Couchepin Pascal · Bundesrat · 2007-12-04
Couchepin Pascal · Bundesrat · Wallis · 2007-12-04
Wortprotokoll
Une des questions qui nous a préoccupés tout au long de la discussion de cette loi, c'est de savoir quelle sera la charge des différents acteurs qui participeront aux coûts de l'hospitalisation lorsque la loi sera adoptée. Quelle sera la part des cantons? Quelle sera la part des assurés, c'est-à-dire des assurances? En principe, selon nos calculs, si l'on voulait en rester à la même répartition des coûts qu'aujourd'hui, il faudrait fixer la part des cantons à 60 pour cent et les assurances auraient à payer environ 40 pour cent. Or, comme vous le voyez, la commission vous propose de mettre 55 pour cent à la charge des cantons et 45 pour cent à la charge des assurés, en l'occurrence des assurances. C'est un pas qui a été fait en direction des cantons pour essayer de vaincre un certain nombre de résistances et d'inquiétudes de leur part.
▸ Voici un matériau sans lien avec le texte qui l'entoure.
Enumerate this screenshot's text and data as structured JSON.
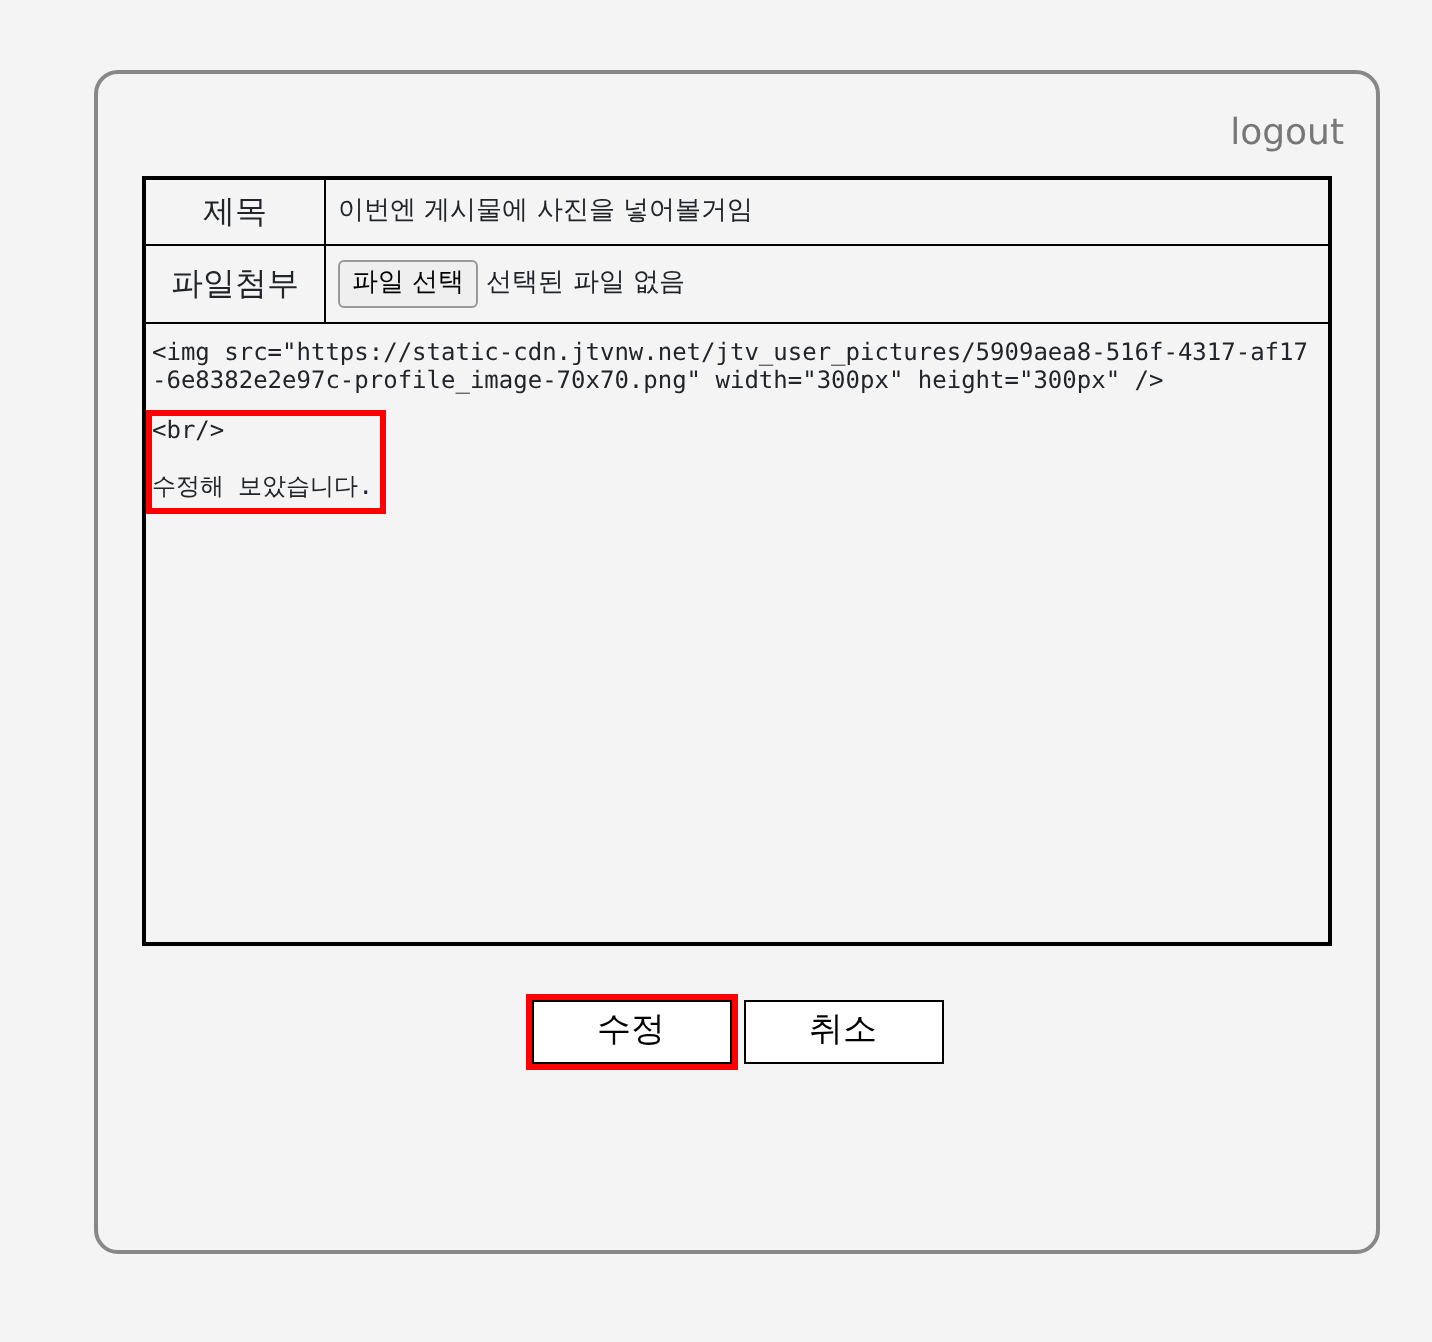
{
  "logout": "logout",
  "form": {
    "title_row": {
      "label": "제목",
      "value": "이번엔 게시물에 사진을 넣어볼거임"
    },
    "attachment_row": {
      "label": "파일첨부",
      "button": "파일 선택",
      "status": "선택된 파일 없음"
    },
    "content": {
      "lines": [
        {
          "text": "<img src=\"https://static-cdn.jtvnw.net/jtv_user_pictures/5909aea8-516f-4317-af17-6e8382e2e97c-profile_image-70x70.png\" width=\"300px\" height=\"300px\" />",
          "highlighted": false
        },
        {
          "text": "<br/>",
          "highlighted": true
        },
        {
          "text": "수정해 보았습니다.",
          "highlighted": true
        }
      ]
    }
  },
  "buttons": [
    {
      "label": "수정",
      "highlighted": true
    },
    {
      "label": "취소",
      "highlighted": false
    }
  ]
}
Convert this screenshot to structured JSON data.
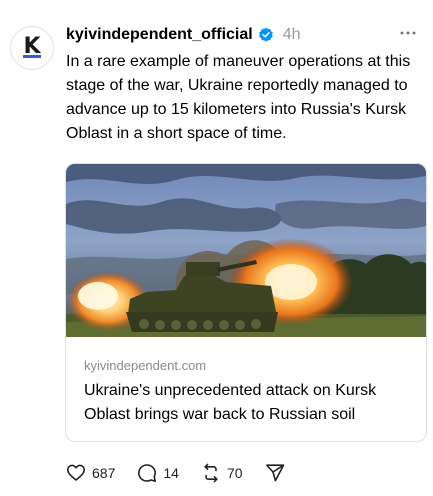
{
  "post": {
    "username": "kyivindependent_official",
    "timestamp": "4h",
    "avatar_letter": "K",
    "text": "In a rare example of maneuver operations at this stage of the war, Ukraine reportedly managed to advance up to 15 kilometers into Russia's Kursk Oblast in a short space of time."
  },
  "link_card": {
    "domain": "kyivindependent.com",
    "title": "Ukraine's unprecedented attack on Kursk Oblast brings war back to Russian soil"
  },
  "actions": {
    "likes": "687",
    "replies": "14",
    "reposts": "70"
  },
  "colors": {
    "verified": "#0095f6",
    "avatar_accent": "#2f5fd6"
  },
  "icons": [
    "verified-badge-icon",
    "more-options-icon",
    "heart-icon",
    "comment-icon",
    "repost-icon",
    "share-icon"
  ]
}
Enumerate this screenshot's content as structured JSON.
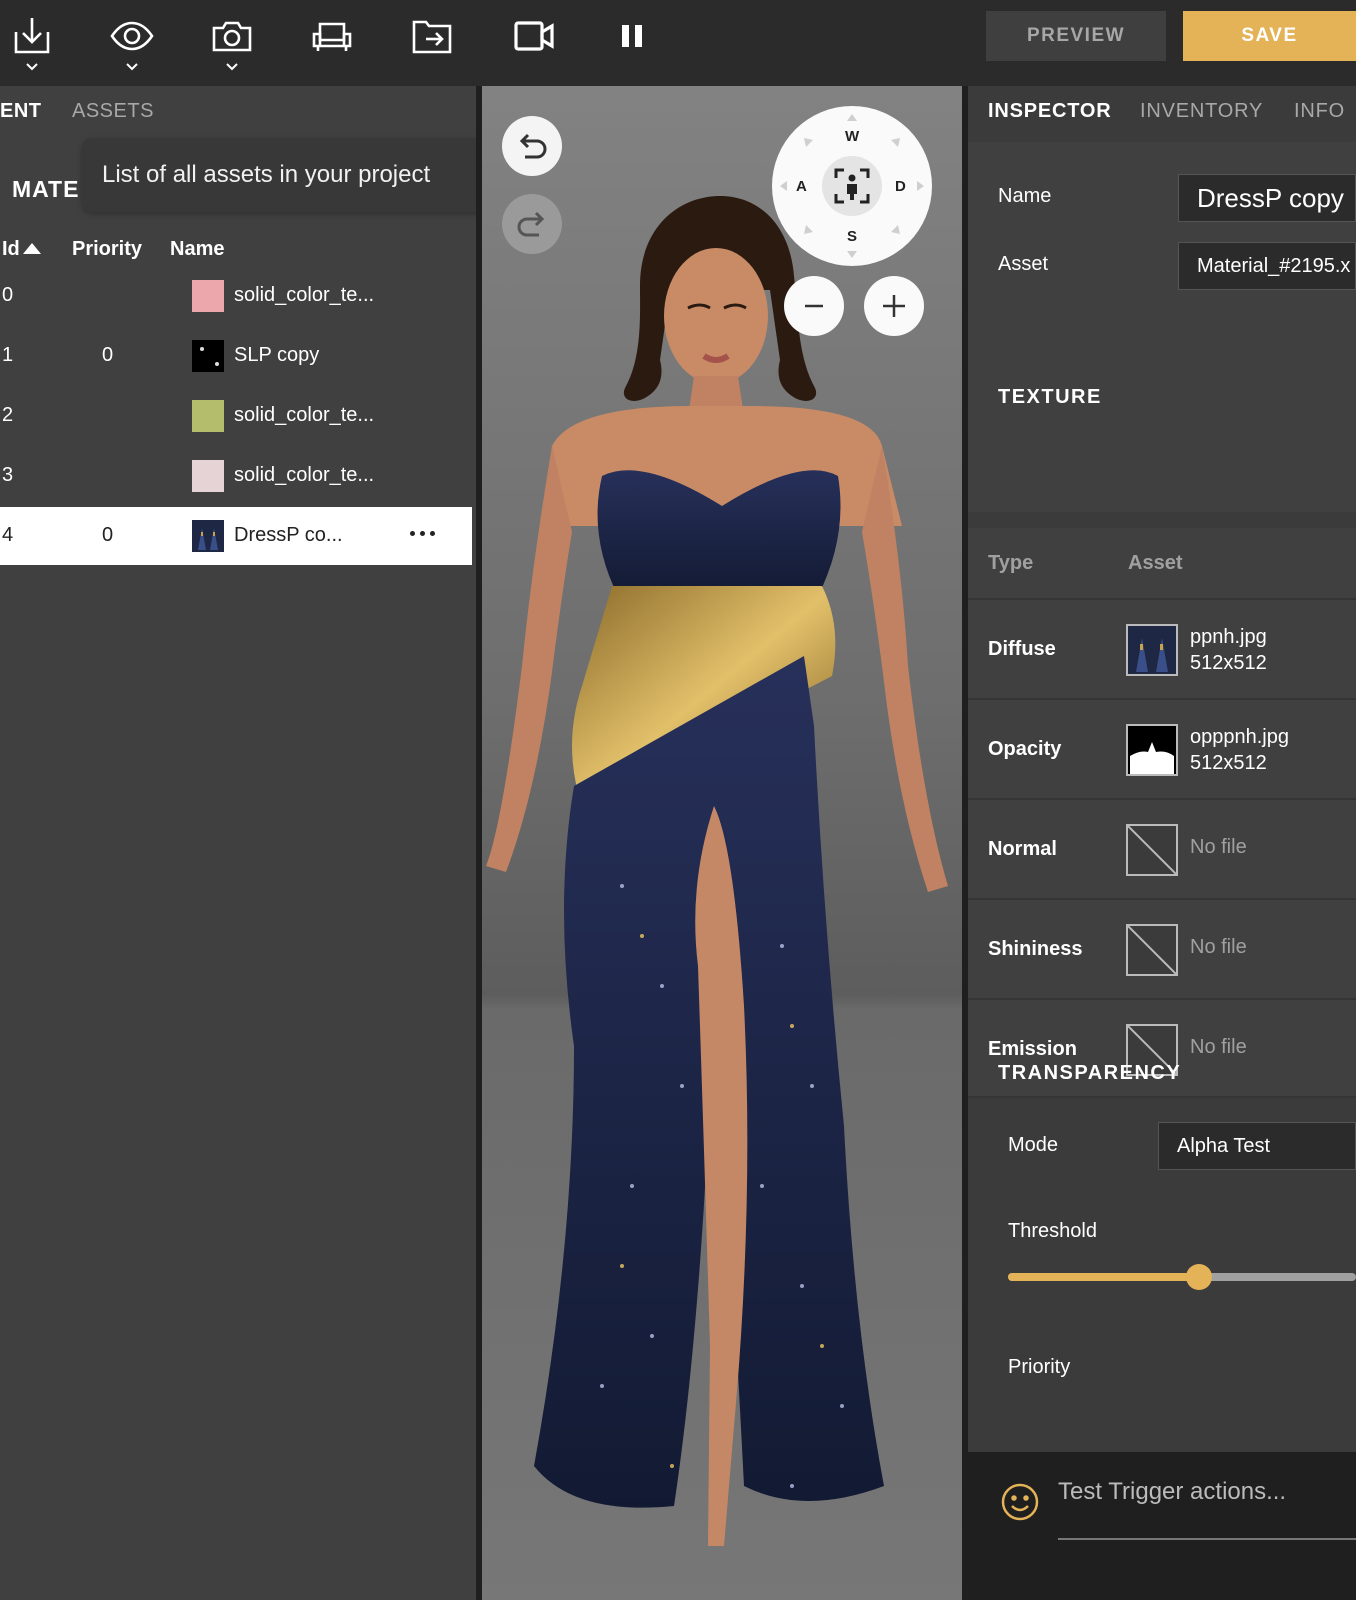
{
  "toolbar": {
    "preview_label": "PREVIEW",
    "save_label": "SAVE",
    "icons": [
      "import-icon",
      "eye-icon",
      "camera-icon",
      "furniture-icon",
      "export-folder-icon",
      "video-camera-icon",
      "pause-icon"
    ]
  },
  "left_panel": {
    "tabs": {
      "active": "ENT",
      "assets": "ASSETS"
    },
    "section_title": "MATE",
    "tooltip": "List of all assets in your project",
    "columns": {
      "id": "Id",
      "priority": "Priority",
      "name": "Name"
    },
    "rows": [
      {
        "id": "0",
        "priority": "",
        "name": "solid_color_te...",
        "swatch": "#eba7ab"
      },
      {
        "id": "1",
        "priority": "0",
        "name": "SLP copy",
        "swatch": "#000000"
      },
      {
        "id": "2",
        "priority": "",
        "name": "solid_color_te...",
        "swatch": "#b3bd6c"
      },
      {
        "id": "3",
        "priority": "",
        "name": "solid_color_te...",
        "swatch": "#e6d3d6"
      },
      {
        "id": "4",
        "priority": "0",
        "name": "DressP co...",
        "swatch": "#1e2744"
      }
    ]
  },
  "viewport": {
    "compass": {
      "n": "W",
      "w": "A",
      "e": "D",
      "s": "S"
    }
  },
  "inspector": {
    "tabs": {
      "inspector": "INSPECTOR",
      "inventory": "INVENTORY",
      "info": "INFO"
    },
    "name_label": "Name",
    "name_value": "DressP copy",
    "asset_label": "Asset",
    "asset_value": "Material_#2195.x",
    "texture_title": "TEXTURE",
    "texture_head": {
      "type": "Type",
      "asset": "Asset"
    },
    "textures": [
      {
        "type": "Diffuse",
        "file": "ppnh.jpg",
        "size": "512x512"
      },
      {
        "type": "Opacity",
        "file": "opppnh.jpg",
        "size": "512x512"
      },
      {
        "type": "Normal",
        "nofile": "No file"
      },
      {
        "type": "Shininess",
        "nofile": "No file"
      },
      {
        "type": "Emission",
        "nofile": "No file"
      }
    ],
    "transparency_title": "TRANSPARENCY",
    "mode_label": "Mode",
    "mode_value": "Alpha Test",
    "threshold_label": "Threshold",
    "threshold_fraction": 0.55,
    "priority_label": "Priority",
    "trigger_placeholder": "Test Trigger actions..."
  },
  "colors": {
    "accent": "#e4b257",
    "panel": "#404040",
    "toolbar": "#2b2b2b"
  }
}
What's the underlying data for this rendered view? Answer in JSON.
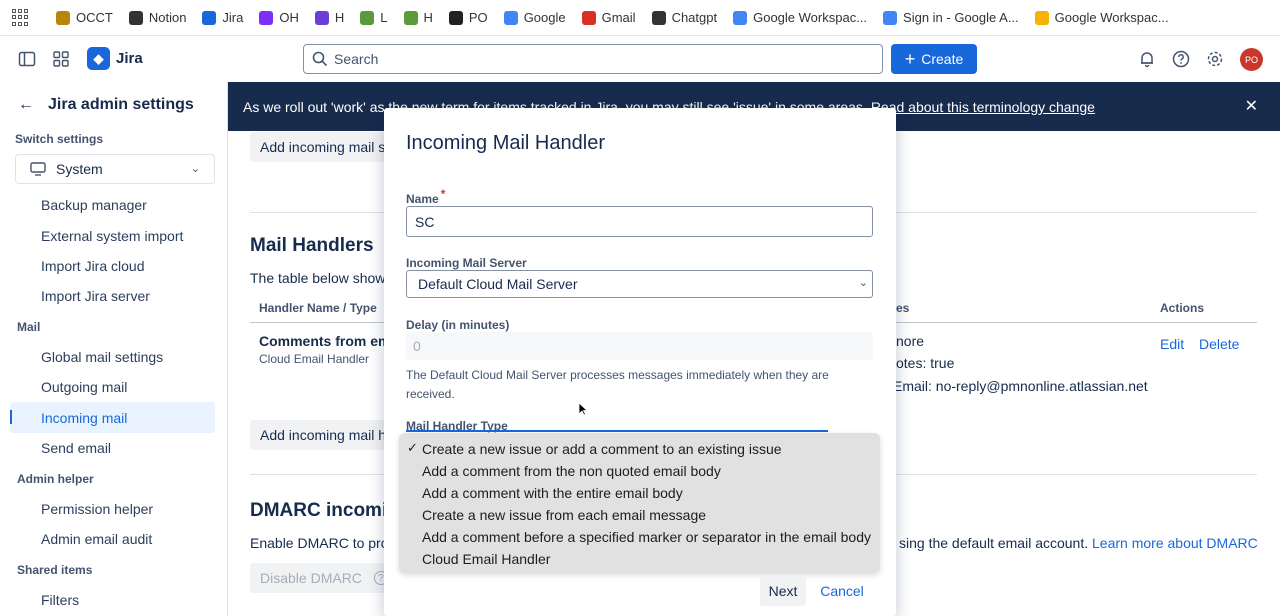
{
  "bookmarks": [
    {
      "label": "OCCT",
      "icon": "box-icon",
      "color": "#b8860b"
    },
    {
      "label": "Notion",
      "icon": "house-icon",
      "color": "#333333"
    },
    {
      "label": "Jira",
      "icon": "jira-icon",
      "color": "#1868db"
    },
    {
      "label": "OH",
      "icon": "oh-icon",
      "color": "#7b2ff7"
    },
    {
      "label": "H",
      "icon": "s-icon",
      "color": "#6a3fd8"
    },
    {
      "label": "L",
      "icon": "shopify-icon",
      "color": "#5a9a3a"
    },
    {
      "label": "H",
      "icon": "shopify-icon",
      "color": "#5a9a3a"
    },
    {
      "label": "PO",
      "icon": "github-icon",
      "color": "#222222"
    },
    {
      "label": "Google",
      "icon": "google-icon",
      "color": "#4285f4"
    },
    {
      "label": "Gmail",
      "icon": "gmail-icon",
      "color": "#d93025"
    },
    {
      "label": "Chatgpt",
      "icon": "chatgpt-icon",
      "color": "#333333"
    },
    {
      "label": "Google Workspac...",
      "icon": "google-icon",
      "color": "#4285f4"
    },
    {
      "label": "Sign in - Google A...",
      "icon": "google-icon",
      "color": "#4285f4"
    },
    {
      "label": "Google Workspac...",
      "icon": "workspace-icon",
      "color": "#f4b400"
    }
  ],
  "topnav": {
    "app_name": "Jira",
    "search_placeholder": "Search",
    "create_label": "Create",
    "avatar_initials": "PO"
  },
  "sidebar": {
    "title": "Jira admin settings",
    "switch_label": "Switch settings",
    "switch_value": "System",
    "items_top": [
      "Backup manager",
      "External system import",
      "Import Jira cloud",
      "Import Jira server"
    ],
    "mail_header": "Mail",
    "mail_items": [
      "Global mail settings",
      "Outgoing mail",
      "Incoming mail",
      "Send email"
    ],
    "admin_helper_header": "Admin helper",
    "admin_helper_items": [
      "Permission helper",
      "Admin email audit"
    ],
    "shared_header": "Shared items",
    "shared_items": [
      "Filters"
    ]
  },
  "banner": {
    "text": "As we roll out 'work' as the new term for items tracked in Jira, you may still see 'issue' in some areas.",
    "link": "Read about this terminology change"
  },
  "main": {
    "add_server_btn": "Add incoming mail s",
    "mail_handlers_title": "Mail Handlers",
    "mail_handlers_desc": "The table below show",
    "col_handler": "Handler Name / Type",
    "col_properties_partial": "es",
    "col_actions": "Actions",
    "row": {
      "name": "Comments from em",
      "type": "Cloud Email Handler",
      "prop1": "nore",
      "prop2": "otes: true",
      "prop3": "Email: no-reply@pmnonline.atlassian.net",
      "edit": "Edit",
      "delete": "Delete"
    },
    "add_handler_btn": "Add incoming mail h",
    "dmarc_title": "DMARC incomi",
    "dmarc_desc_left": "Enable DMARC to pro",
    "dmarc_desc_right": "sing the default email account.",
    "dmarc_link": "Learn more about DMARC",
    "disable_dmarc": "Disable DMARC"
  },
  "modal": {
    "title": "Incoming Mail Handler",
    "name_label": "Name",
    "name_value": "SC",
    "server_label": "Incoming Mail Server",
    "server_value": "Default Cloud Mail Server",
    "delay_label": "Delay (in minutes)",
    "delay_placeholder": "0",
    "help_text": "The Default Cloud Mail Server processes messages immediately when they are received.",
    "type_label": "Mail Handler Type",
    "type_options": [
      "Create a new issue or add a comment to an existing issue",
      "Add a comment from the non quoted email body",
      "Add a comment with the entire email body",
      "Create a new issue from each email message",
      "Add a comment before a specified marker or separator in the email body",
      "Cloud Email Handler"
    ],
    "type_selected_index": 0,
    "next_label": "Next",
    "cancel_label": "Cancel"
  }
}
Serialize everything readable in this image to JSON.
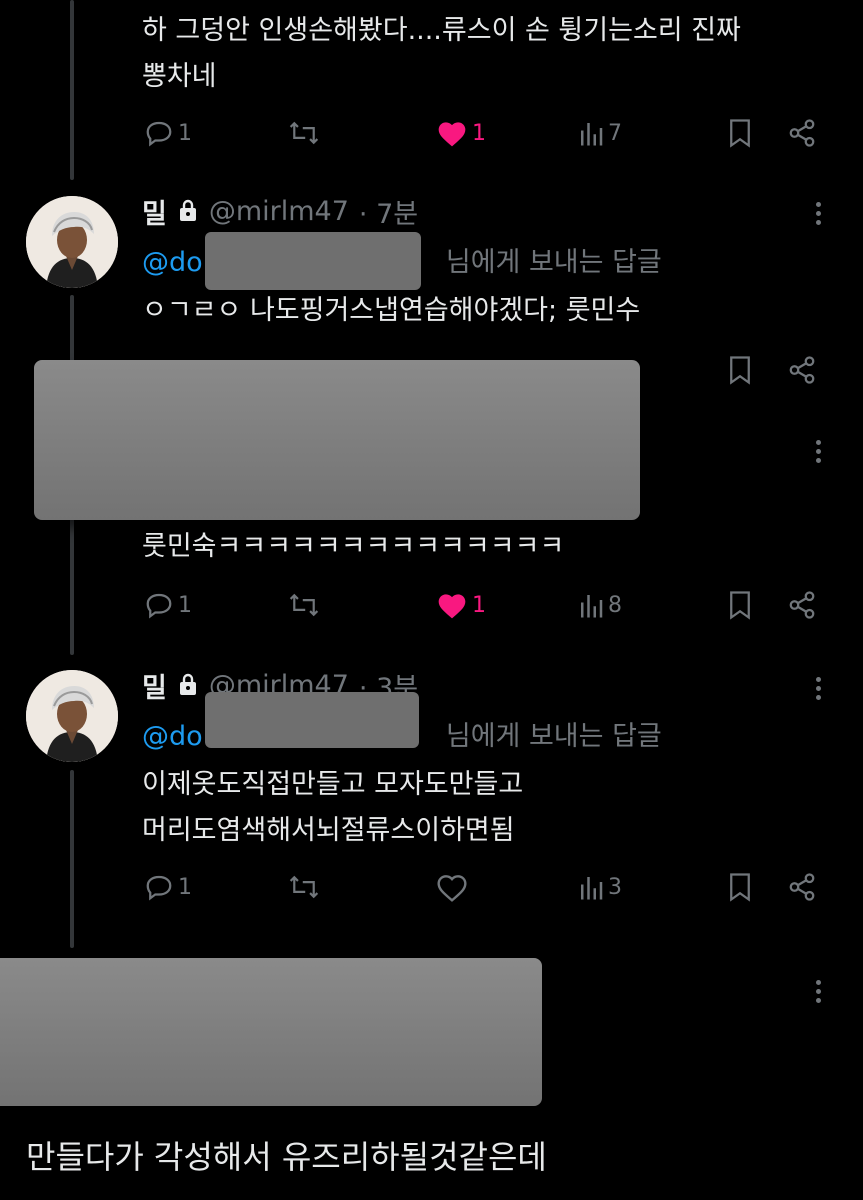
{
  "tweets": [
    {
      "text_lines": [
        "하 그덩안 인생손해봤다....류스이 손 튕기는소리 진짜",
        "뽕차네"
      ],
      "replies": "1",
      "likes": "1",
      "views": "7",
      "liked": true
    },
    {
      "name": "밀",
      "handle": "@mirlm47",
      "time": "· 7분",
      "mention": "@do",
      "reply_suffix": "님에게 보내는 답글",
      "text_lines": [
        "ㅇㄱㄹㅇ 나도핑거스냅연습해야겠다; 룻민수"
      ]
    },
    {
      "text_lines": [
        "룻민숙ㅋㅋㅋㅋㅋㅋㅋㅋㅋㅋㅋㅋㅋㅋ"
      ],
      "replies": "1",
      "likes": "1",
      "views": "8",
      "liked": true
    },
    {
      "name": "밀",
      "handle": "@mirlm47",
      "time": "· 3분",
      "mention": "@do",
      "reply_suffix": "님에게 보내는 답글",
      "text_lines": [
        "이제옷도직접만들고 모자도만들고",
        "머리도염색해서뇌절류스이하면됨"
      ],
      "replies": "1",
      "views": "3",
      "liked": false
    },
    {
      "text_lines": [
        "만들다가 각성해서 유즈리하될것같은데"
      ]
    }
  ],
  "colors": {
    "background": "#000000",
    "text": "#e7e9ea",
    "muted": "#71767b",
    "accent": "#1d9bf0",
    "like": "#f91880"
  },
  "icons": [
    "reply-icon",
    "retweet-icon",
    "heart-icon",
    "views-icon",
    "bookmark-icon",
    "share-icon",
    "lock-icon",
    "more-icon"
  ]
}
Mais certains cantons ne sont pas satisfaits de cette solution et souhaiteraient aller encore plus loin et pouvoir exceptionnellement, j'allais dire en dérogation à la règle générale, fixer leur contribution en dessous de 55 pour cent. Ils argumentent en indiquant que leur participation actuelle est inférieure à la moyenne suisse et que, par conséquent, il n'y a pas de raison de les forcer à faire un pas trop important en une seule fois. Mais toujours est-il que si l'on prend l'ensemble des participations cantonales, la solution qui est préconisée dans la loi est favorable aux cantons. Elle est moins favorable à certains, plus favorable à d'autres, mais dans l'ensemble elle est favorable aux cantons.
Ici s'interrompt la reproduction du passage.